A week or so ago I posted a piece on VP about Neil de Grasse Tyson's proclivity to stretch the truth past the snapping point. Tyson is the cosmologist, disciple of Carl Sagan, who hosted the recent remake of Sagan's Cosmos on PBS. The show was littered with misleading statements and outright errors about the history of the relationship between religion and science, and Tyson has come in for serious criticism for these and other whoppers he has been disseminating.
Much water has flowed over that dam since the original report of Tyson's tenuous commitment to the truth by Sean Davis at The Federalist.
Much has been revealed, too, about the intellectual dishonesty, not just of Tyson, but also his fans in the twitterverse and the disreputable tactics of Wikipedia which now wants to banish all mention of the controversy from its site in order to protect Tyson.
The consistently marvelous Mollie Hemmingway has a fine tongue-in-cheek summary of this bizarre episode here, and I recommend it to anyone who trusts scientists to be honest, objective, and non-political. If that describes you Hemmingway's column is sure to disillusion you.
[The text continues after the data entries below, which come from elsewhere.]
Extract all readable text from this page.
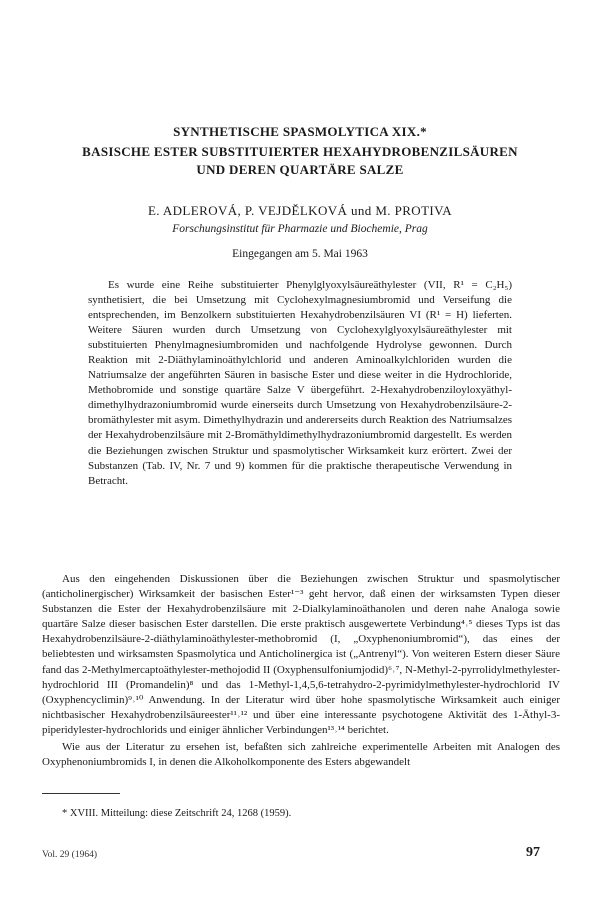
SYNTHETISCHE SPASMOLYTICA XIX.*
BASISCHE ESTER SUBSTITUIERTER HEXAHYDROBENZILSÄUREN
UND DEREN QUARTÄRE SALZE
E. ADLEROVÁ, P. VEJDĚLKOVÁ und M. PROTIVA
Forschungsinstitut für Pharmazie und Biochemie, Prag
Eingegangen am 5. Mai 1963

Es wurde eine Reihe substituierter Phenylglyoxylsäureäthylester (VII, R¹ = C₂H₅) synthetisiert, die bei Umsetzung mit Cyclohexylmagnesiumbromid und Verseifung die entsprechenden, im Benzolkern substituierten Hexahydrobenzilsäuren VI (R¹ = H) lieferten. Weitere Säuren wurden durch Umsetzung von Cyclohexylglyoxylsäureäthylester mit substituierten Phenylmagnesiumbromiden und nachfolgende Hydrolyse gewonnen. Durch Reaktion mit 2-Diäthylaminoäthylchlorid und anderen Aminoalkylchloriden wurden die Natriumsalze der angeführten Säuren in basische Ester und diese weiter in die Hydrochloride, Methobromide und sonstige quartäre Salze V übergeführt. 2-Hexahydrobenziloyloxyäthyl-dimethylhydrazoniumbromid wurde einerseits durch Umsetzung von Hexahydrobenzilsäure-2-bromäthylester mit asym. Dimethylhydrazin und andererseits durch Reaktion des Natriumsalzes der Hexahydrobenzilsäure mit 2-Bromäthyldimethylhydrazoniumbromid dargestellt. Es werden die Beziehungen zwischen Struktur und spasmolytischer Wirksamkeit kurz erörtert. Zwei der Substanzen (Tab. IV, Nr. 7 und 9) kommen für die praktische therapeutische Verwendung in Betracht.

Aus den eingehenden Diskussionen über die Beziehungen zwischen Struktur und spasmolytischer (anticholinergischer) Wirksamkeit der basischen Ester¹⁻³ geht hervor, daß einen der wirksamsten Typen dieser Substanzen die Ester der Hexahydrobenzilsäure mit 2-Dialkylaminoäthanolen und deren nahe Analoga sowie quartäre Salze dieser basischen Ester darstellen. Die erste praktisch ausgewertete Verbindung⁴˒⁵ dieses Typs ist das Hexahydrobenzilsäure-2-diäthylaminoäthylester-methobromid (I, „Oxyphenoniumbromid“), das eines der beliebtesten und wirksamsten Spasmolytica und Anticholinergica ist („Antrenyl“). Von weiteren Estern dieser Säure fand das 2-Methylmercaptoäthylester-methojodid II (Oxyphensulfoniumjodid)⁶˒⁷, N-Methyl-2-pyrrolidylmethylester-hydrochlorid III (Promandelin)⁸ und das 1-Methyl-1,4,5,6-tetrahydro-2-pyrimidylmethylester-hydrochlorid IV (Oxyphencyclimin)⁹˒¹⁰ Anwendung. In der Literatur wird über hohe spasmolytische Wirksamkeit auch einiger nichtbasischer Hexahydrobenzilsäureester¹¹˒¹² und über eine interessante psychotogene Aktivität des 1-Äthyl-3-piperidylester-hydrochlorids und einiger ähnlicher Verbindungen¹³˒¹⁴ berichtet.

Wie aus der Literatur zu ersehen ist, befaßten sich zahlreiche experimentelle Arbeiten mit Analogen des Oxyphenoniumbromids I, in denen die Alkoholkomponente des Esters abgewandelt

* XVIII. Mitteilung: diese Zeitschrift 24, 1268 (1959).
Vol. 29 (1964)	97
The sordid account of Tyson's repeated disregard for objective facts tells us much about the view of truth in our post modern culture. What matters for many people is whether what is said reinforces or promotes the hearer's preferred narrative. If it does, then it's true - true for them - and that's the only truth that matters. What actually is the case is unimportant if it does no work in promoting an agenda or reinforcing a worldview that one just knows has to be correct, and can therefore be disregarded.
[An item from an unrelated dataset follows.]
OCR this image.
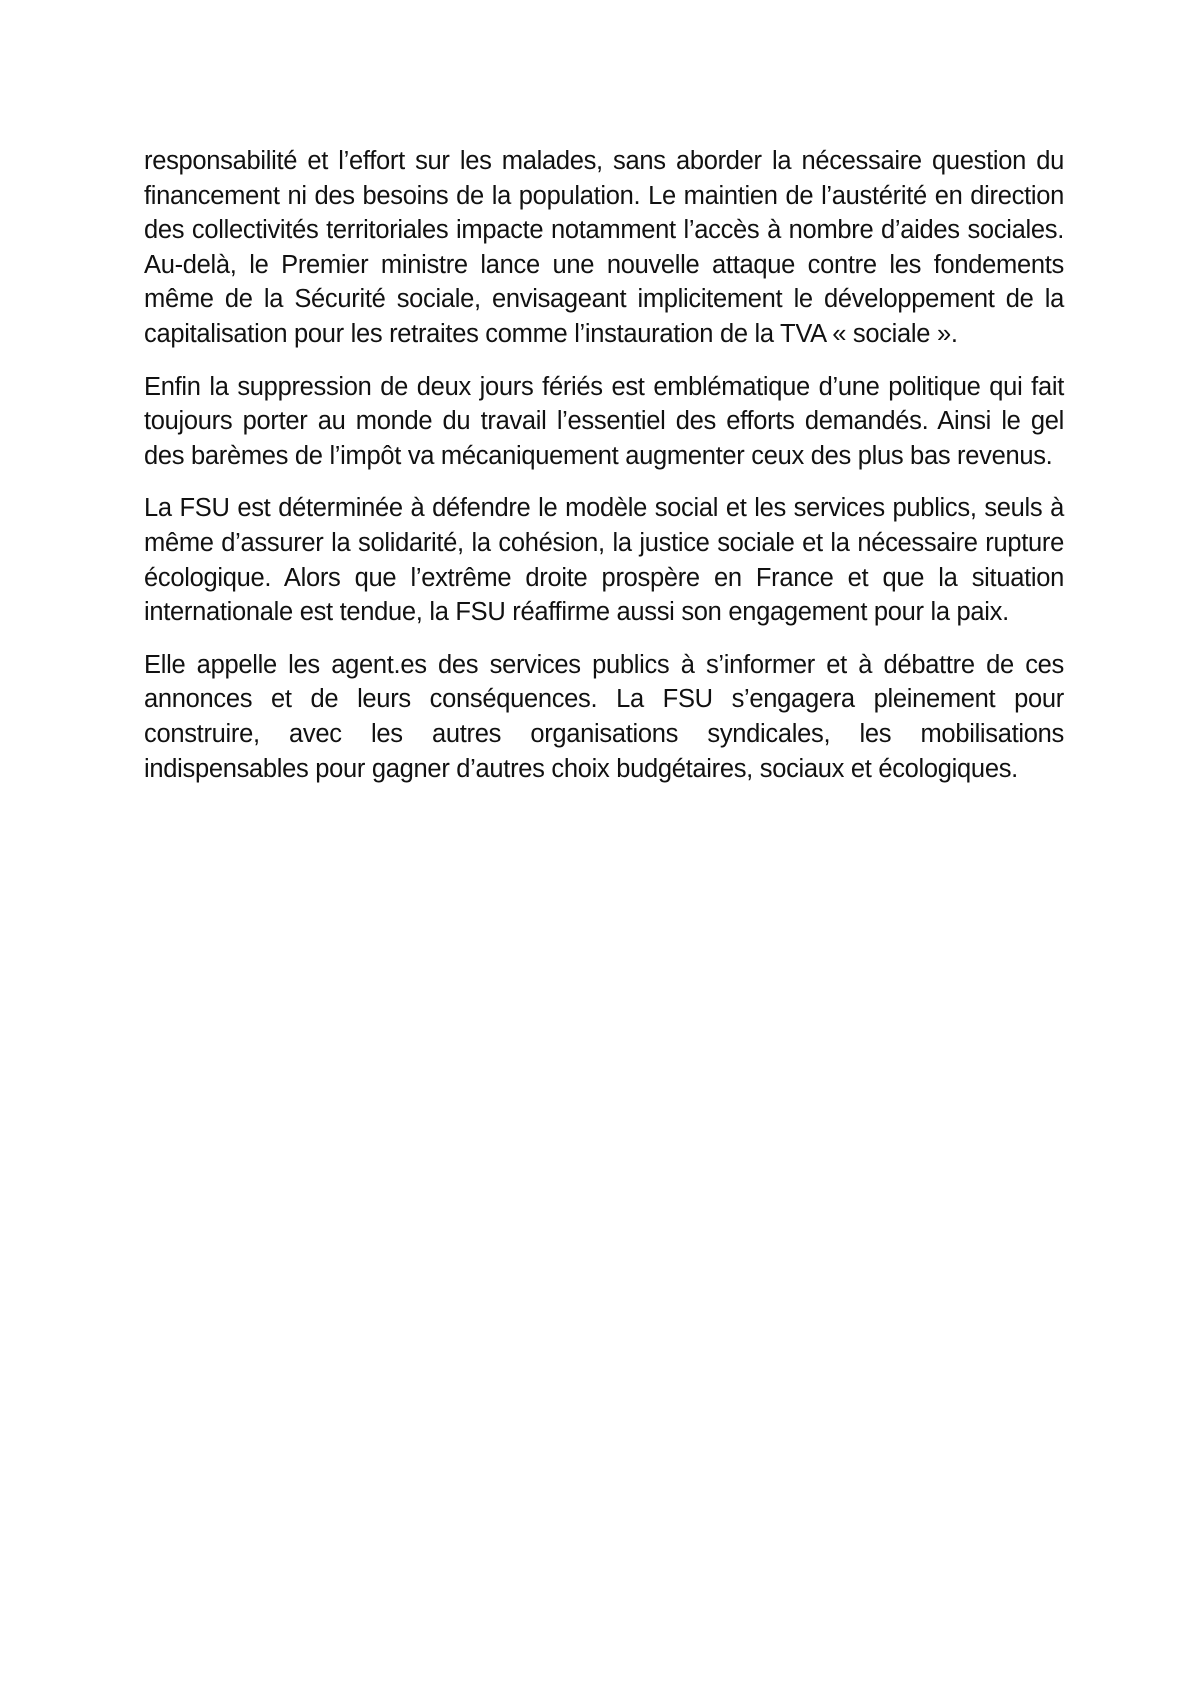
responsabilité et l’effort sur les malades, sans aborder la nécessaire question du financement ni des besoins de la population. Le maintien de l’austérité en direction des collectivités territoriales impacte notamment l’accès à nombre d’aides sociales. Au-delà, le Premier ministre lance une nouvelle attaque contre les fondements même de la Sécurité sociale, envisageant implicitement le développement de la capitalisation pour les retraites comme l’instauration de la TVA « sociale ».

Enfin la suppression de deux jours fériés est emblématique d’une politique qui fait toujours porter au monde du travail l’essentiel des efforts demandés. Ainsi le gel des barèmes de l’impôt va mécaniquement augmenter ceux des plus bas revenus.

La FSU est déterminée à défendre le modèle social et les services publics, seuls à même d’assurer la solidarité, la cohésion, la justice sociale et la nécessaire rupture écologique. Alors que l’extrême droite prospère en France et que la situation internationale est tendue, la FSU réaffirme aussi son engagement pour la paix.

Elle appelle les agent.es des services publics à s’informer et à débattre de ces annonces et de leurs conséquences. La FSU s’engagera pleinement pour construire, avec les autres organisations syndicales, les mobilisations indispensables pour gagner d’autres choix budgétaires, sociaux et écologiques.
The ascension of secularism in the age of modernity eventually pulled out from under us any ground for believing that there is an objective moral right and wrong, and post moderns responded to this development by subjectivizing all values. Thus Tyson's mendacity is not wrong, in their eyes, and, if it's useful, if it works, the post modern will even say it's right.
This pragmatic view of truth - whatever works is right - is not only intellectually dishonest and lazy, it's dangerous. It reduces truth to a mere feeling and facilitates the reinforcement of our prejudices. It excuses our reluctance to hold our beliefs up to the light of objective facts to see if we really are right in what we believe. In this view, lying to people in the service of a larger truth - the truth of scientism, naturalism, or left-wing politics as in Tyson's case - is the morally proper thing to do.
Ideas have consequences and this inversion of common sense is one of the consequences of our embrace of the secular in the modern age.